Two weeks after my social media cleanse, I was satisfied to notice that, in almost every sense, my life was unchanged. Nobody really felt “missing” and I certainly spent a little less time on Crackbook. When I do check my Newsfeed, it now feels like a Greatest Hits collection; each and every update comes from someone I genuinely want to listen to. There’s no wading through the weeds to find meaningful content and certainly a little less temptation to creep.

In the very off chance that you are one of the people I deleted, please don’t take it personally. I’d be more than happy to go out for coffee or catch up with you on the phone. But if our friendship can’t withstand a dependence on such intimate encounters, we’re probably not missing out on anything. Let’s just save our mindless banter and personal anecdotes for an awkward school reunion sometime down the road. It’ll just mean so much more then, don’t you think?

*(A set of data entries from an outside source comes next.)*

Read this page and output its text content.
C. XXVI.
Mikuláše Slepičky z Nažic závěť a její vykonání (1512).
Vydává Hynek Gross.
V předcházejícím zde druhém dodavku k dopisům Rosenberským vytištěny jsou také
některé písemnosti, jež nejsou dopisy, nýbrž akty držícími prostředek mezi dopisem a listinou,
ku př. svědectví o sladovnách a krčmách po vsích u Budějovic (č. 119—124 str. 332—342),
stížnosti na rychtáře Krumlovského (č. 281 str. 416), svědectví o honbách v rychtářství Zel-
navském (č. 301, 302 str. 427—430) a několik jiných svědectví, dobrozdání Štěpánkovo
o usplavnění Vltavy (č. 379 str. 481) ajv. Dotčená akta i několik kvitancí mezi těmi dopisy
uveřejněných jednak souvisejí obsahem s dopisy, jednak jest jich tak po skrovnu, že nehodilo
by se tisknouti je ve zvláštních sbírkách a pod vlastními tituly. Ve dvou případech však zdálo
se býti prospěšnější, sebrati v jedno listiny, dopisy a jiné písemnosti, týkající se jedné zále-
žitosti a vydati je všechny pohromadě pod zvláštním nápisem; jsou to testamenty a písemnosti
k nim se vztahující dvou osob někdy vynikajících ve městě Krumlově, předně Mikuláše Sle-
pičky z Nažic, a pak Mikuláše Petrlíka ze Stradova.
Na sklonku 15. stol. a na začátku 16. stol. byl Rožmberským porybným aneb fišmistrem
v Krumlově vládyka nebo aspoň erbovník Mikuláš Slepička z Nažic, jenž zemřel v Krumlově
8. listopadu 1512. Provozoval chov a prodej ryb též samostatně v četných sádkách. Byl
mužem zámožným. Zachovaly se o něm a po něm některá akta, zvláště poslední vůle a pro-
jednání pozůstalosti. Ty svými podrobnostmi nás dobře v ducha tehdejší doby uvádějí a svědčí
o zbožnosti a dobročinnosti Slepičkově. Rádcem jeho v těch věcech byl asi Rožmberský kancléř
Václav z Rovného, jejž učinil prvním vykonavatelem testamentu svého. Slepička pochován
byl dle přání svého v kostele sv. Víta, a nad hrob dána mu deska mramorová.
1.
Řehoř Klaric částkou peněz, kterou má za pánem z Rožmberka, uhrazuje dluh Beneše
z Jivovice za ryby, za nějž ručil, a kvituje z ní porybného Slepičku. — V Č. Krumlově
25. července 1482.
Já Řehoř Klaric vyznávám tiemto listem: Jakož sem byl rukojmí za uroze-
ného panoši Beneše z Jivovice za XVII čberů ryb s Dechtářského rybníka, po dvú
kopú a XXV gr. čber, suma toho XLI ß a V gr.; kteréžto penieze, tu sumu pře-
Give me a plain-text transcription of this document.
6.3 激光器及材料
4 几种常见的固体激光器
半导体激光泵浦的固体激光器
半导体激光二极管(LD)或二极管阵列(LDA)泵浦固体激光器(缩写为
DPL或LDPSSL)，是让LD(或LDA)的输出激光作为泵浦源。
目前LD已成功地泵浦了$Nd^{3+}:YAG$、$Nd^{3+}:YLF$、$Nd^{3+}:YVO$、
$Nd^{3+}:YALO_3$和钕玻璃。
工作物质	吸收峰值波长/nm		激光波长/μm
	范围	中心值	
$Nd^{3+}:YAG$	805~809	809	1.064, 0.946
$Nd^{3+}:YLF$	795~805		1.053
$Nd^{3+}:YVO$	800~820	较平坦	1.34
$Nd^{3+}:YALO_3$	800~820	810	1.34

With all that said and done, I’d love to jubilantly throw my hands into the air and declare victory over The Evil Lord Zuckerburg. But the truth is that I still use Facebook every day. I still like the service and I’d be lying to myself if I said I had regained complete control over my social existence. Matter of fact, I suppose all I really did was heed to the advice that Facebook was trying to give me in the first place; I will most definitely be telling my life story with a new kind of profile.

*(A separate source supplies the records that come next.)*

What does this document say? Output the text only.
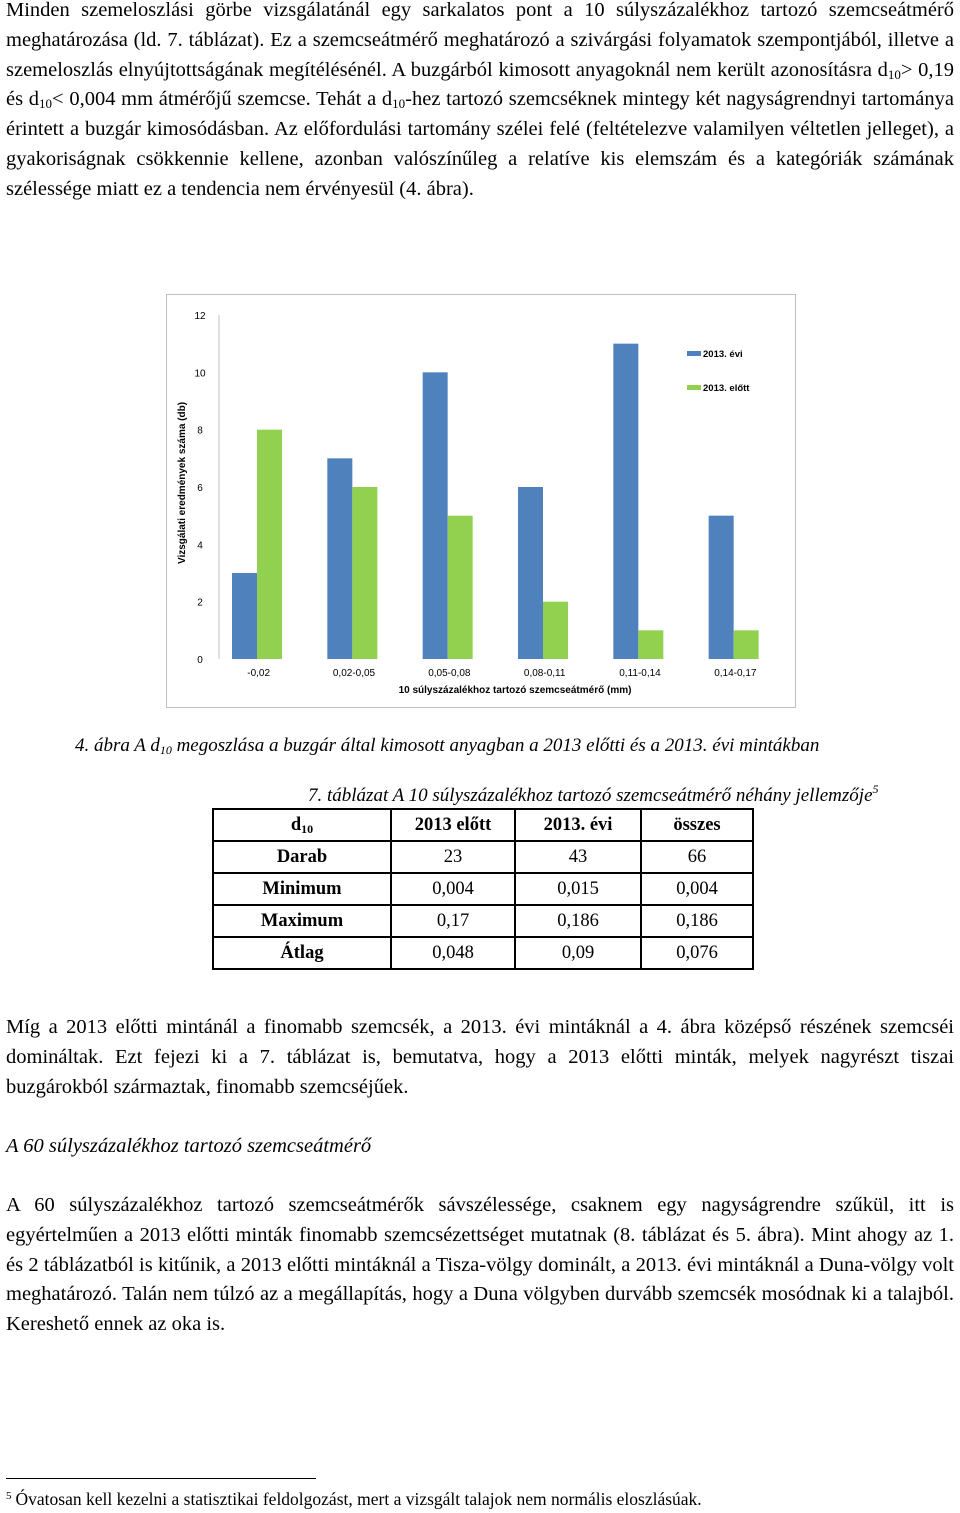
Minden szemeloszlási görbe vizsgálatánál egy sarkalatos pont a 10 súlyszázalékhoz tartozó szemcseátmérő meghatározása (ld. 7. táblázat). Ez a szemcseátmérő meghatározó a szivárgási folyamatok szempontjából, illetve a szemeloszlás elnyújtottságának megítélésénél. A buzgárból kimosott anyagoknál nem került azonosításra $d_{10}> 0,19$ és $d_{10}< 0,004$ mm átmérőjű szemcse. Tehát a $d_{10}$-hez tartozó szemcséknek mintegy két nagyságrendnyi tartománya érintett a buzgár kimosódásban. Az előfordulási tartomány szélei felé (feltételezve valamilyen véltetlen jelleget), a gyakoriságnak csökkennie kellene, azonban valószínűleg a relatíve kis elemszám és a kategóriák számának szélessége miatt ez a tendencia nem érvényesül (4. ábra).

0
2
4
6
8
10
12
-0,02	0,02-0,05	0,05-0,08	0,08-0,11	0,11-0,14	0,14-0,17
10 súlyszázalékhoz tartozó szemcseátmérő (mm)
Vizsgálati eredmények száma (db)
2013. évi
2013. előtt

4. ábra A $d_{10}$ megoszlása a buzgár által kimosott anyagban a 2013 előtti és a 2013. évi mintákban

7. táblázat A 10 súlyszázalékhoz tartozó szemcseátmérő néhány jellemzője$^5$

$d_{10}$	2013 előtt	2013. évi	összes
Darab	23	43	66
Minimum	0,004	0,015	0,004
Maximum	0,17	0,186	0,186
Átlag	0,048	0,09	0,076

Míg a 2013 előtti mintánál a finomabb szemcsék, a 2013. évi mintáknál a 4. ábra középső részének szemcséi domináltak. Ezt fejezi ki a 7. táblázat is, bemutatva, hogy a 2013 előtti minták, melyek nagyrészt tiszai buzgárokból származtak, finomabb szemcséjűek.

A 60 súlyszázalékhoz tartozó szemcseátmérő

A 60 súlyszázalékhoz tartozó szemcseátmérők sávszélessége, csaknem egy nagyságrendre szűkül, itt is egyértelműen a 2013 előtti minták finomabb szemcsézettséget mutatnak (8. táblázat és 5. ábra). Mint ahogy az 1. és 2 táblázatból is kitűnik, a 2013 előtti mintáknál a Tisza-völgy dominált, a 2013. évi mintáknál a Duna-völgy volt meghatározó. Talán nem túlzó az a megállapítás, hogy a Duna völgyben durvább szemcsék mosódnak ki a talajból. Kereshető ennek az oka is.

$^5$ Óvatosan kell kezelni a statisztikai feldolgozást, mert a vizsgált talajok nem normális eloszlásúak.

I’ll just be telling it elsewhere.

6 comments

Angela

I just checked and I'm still your friend! so i guess co-workers make the cut even though its a forced interaction. i'm kidding. i'll check again in future years. great article.


@olemisspatty

Now it's time to wait and see if you get any "Why did you delete me" messages. I am looking forward to a Part 2 of this blog.


@brookjohnston

FYI @OleMissPatty - the count is currently at 1.


Brett McD

I threw it all away! No more facebook for me!.... for a month...ish


JoeyFerg

This was my problem from the start exactly. The accessibility to my thoughts and opinions as a 17 year old. Not even just for the public, but even personally I don't want to know. You have such reach on Twitter now anyways Brook, haha.


@BrookJohnston

@JoeyFerg - Funny you mention "reach".... removing all those people from my writing "audience" (which is largely composed of my mother) was just about my only hesitation with the whole process. But you have to step back and remember that people were able to achieve exposure before their friends were a click away.